# No impact from these Bass Traps - why?



## drwho099 (Oct 8, 2014)

I’m looking for advice regarding my bass traps. Recently I upgraded to dual subs (15” PSA S1500’s, placed near mid-side walls), and decided to finally tackle the room treatments to reduce bass boominess. Room is a dedicated sealed theater room with dimensions 22Lx15.5Wx10H, and was only lightly treated before with only side-panel first reflection absorbers. Pictures of the front and rear of the room are attached at the end of the post. Walls are drywall and floor is carpeted. 

Anyway, I created/installed DIY superchunk bass-traps in each of the front corners, the traps being 15x15x22 made from Roxul SNS, spanning almost but not quite floor to ceiling. Prior to installing the traps, I measured levels in the front corners using my portable analog soundmeter, and found those corners to be 2-3dB hotter than other parts of the room. Treating the rear area is more problematic due to bookshelves, and those areas did not measure as hot anyway. 

I did not expect a lot from the traps given their relatively small size, but expected something in the way of reduced decay time. But I see (measure) basically zero benefit from the traps. Before and after measurements are below (REW w/UMIK1 calibrated mic, unsmoothed). 

Any suggestions as to why I saw no benefit, and whether there’s some additional tweaks to the DIY traps that would improve the performance?

AFTER MEASUREMENT (labels on graphs are swapped).








BEFORE MEASUREMENT (labels on graphs are swapped).








I was thinking of adding a 1” panel of denser material (OC703?) in front of the existing chunks, but am not convinced that would have much impact.

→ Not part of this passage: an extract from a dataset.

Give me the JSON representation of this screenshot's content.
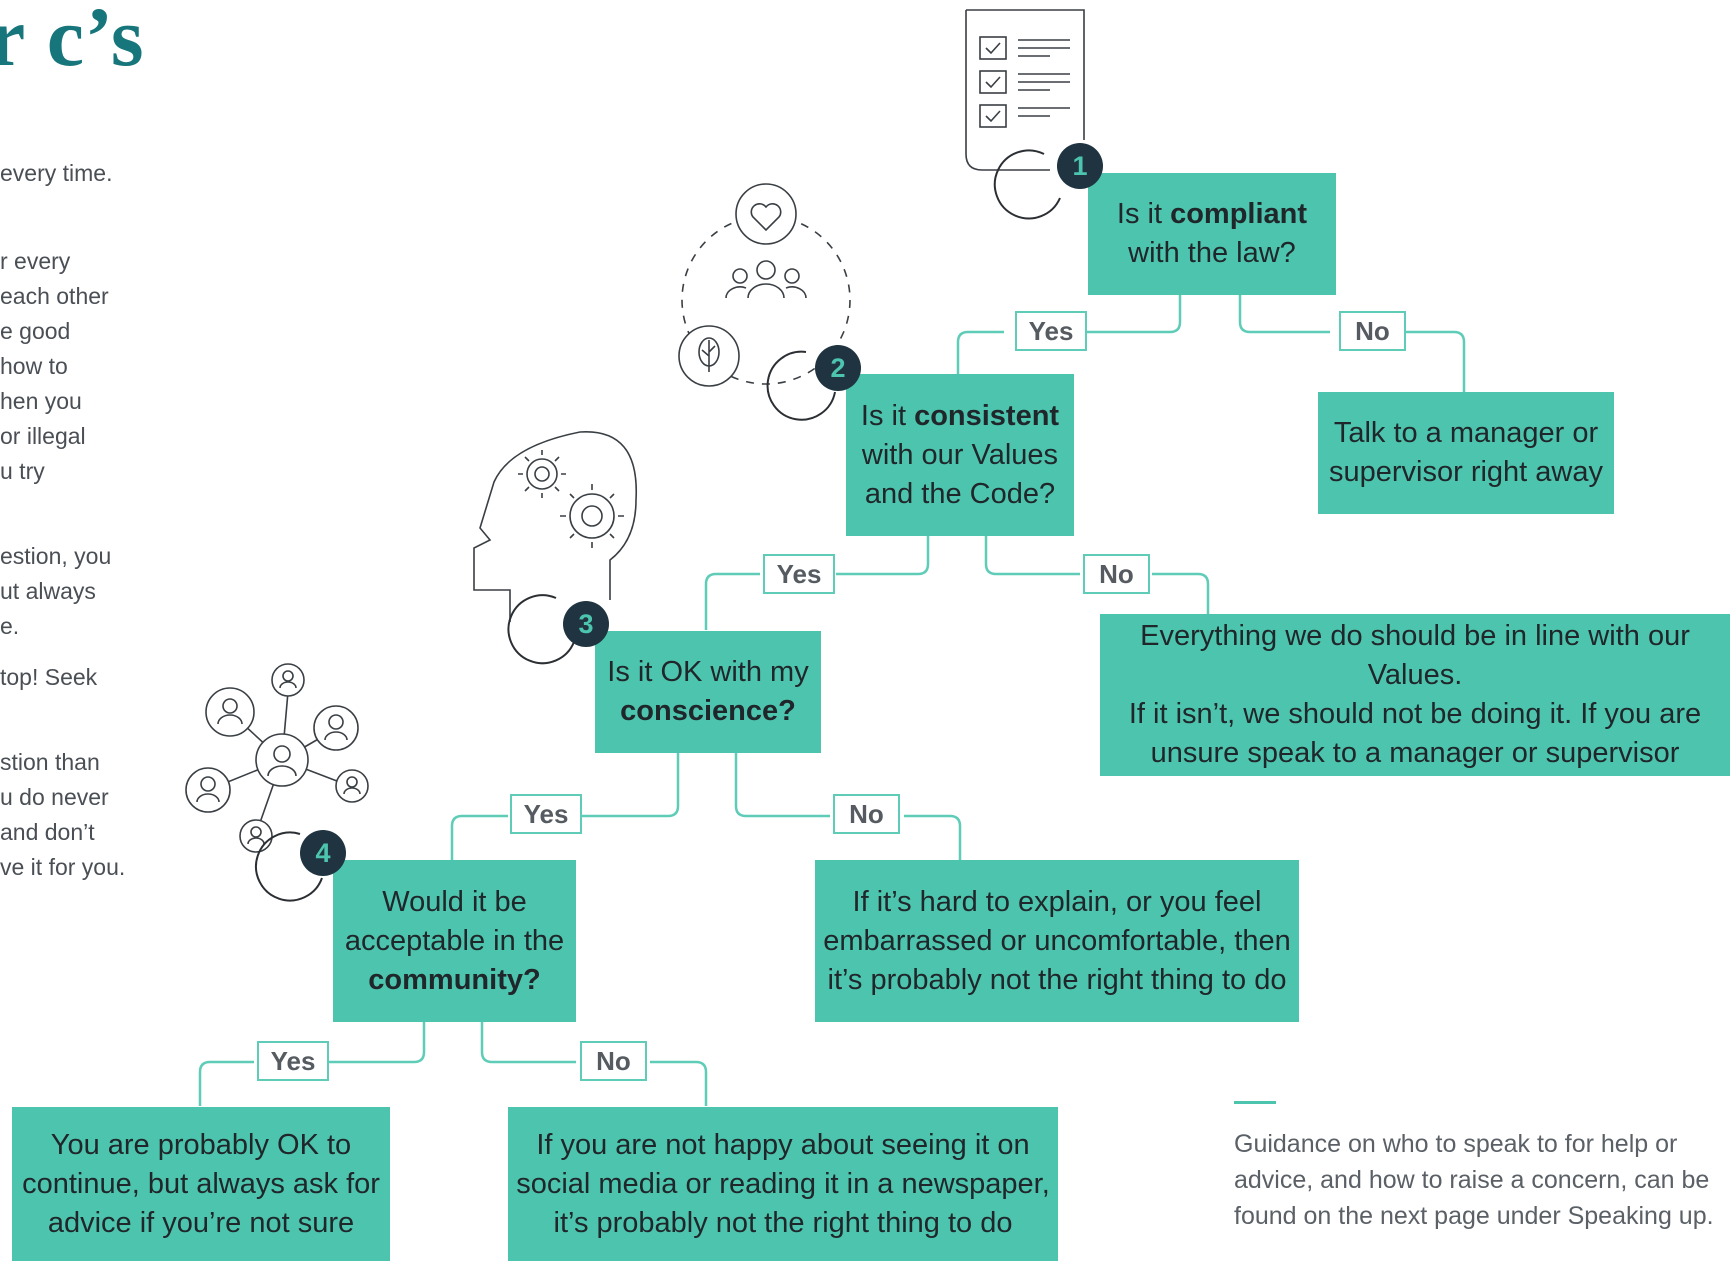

For grins, I placed a bat of an unused SNS roll on one side and measured – again with no change (admittedly, that only covered ¼ of the trap’s area (picture below) – but was an easy test to do).

Room shots:
















Quick test with additional SNS up front as shown (no measured change):








Thanks,
George


----------



## bpape (Sep 14, 2006)

Getting below 50hz is going to take a lot more thickness. Our Soffit Trap which is 17x17 square will get down into the mid 30's.


----------



## drwho099 (Oct 8, 2014)

Yeah - understand that, but what I could not quite understand is why there was no impact from the traps even above 50hz.


----------



## NBPk402 (Feb 21, 2012)

drwho099 said:


> Yeah - understand that, but what I could not quite understand is why there was no impact from the traps even above 50hz.


Maybe you don't have enough of them?


----------



## bpape (Sep 14, 2006)

you sure you don't have those pics labeled wrong? Looks like the pre has shorter tails below 100 than the post


----------



## drwho099 (Oct 8, 2014)

Shoot - I rechecked the original mdat file and its timestamps, and you're right - they are labeled incorrectly (swapped pre for post actuals). 
In my defense the difference still seems quite small. (I'll edit the posting shortly to correct.)


----------



## bpape (Sep 14, 2006)

Well, it did shorten the decay from 50-100 Hz which is about what I would expect but not lower.


----------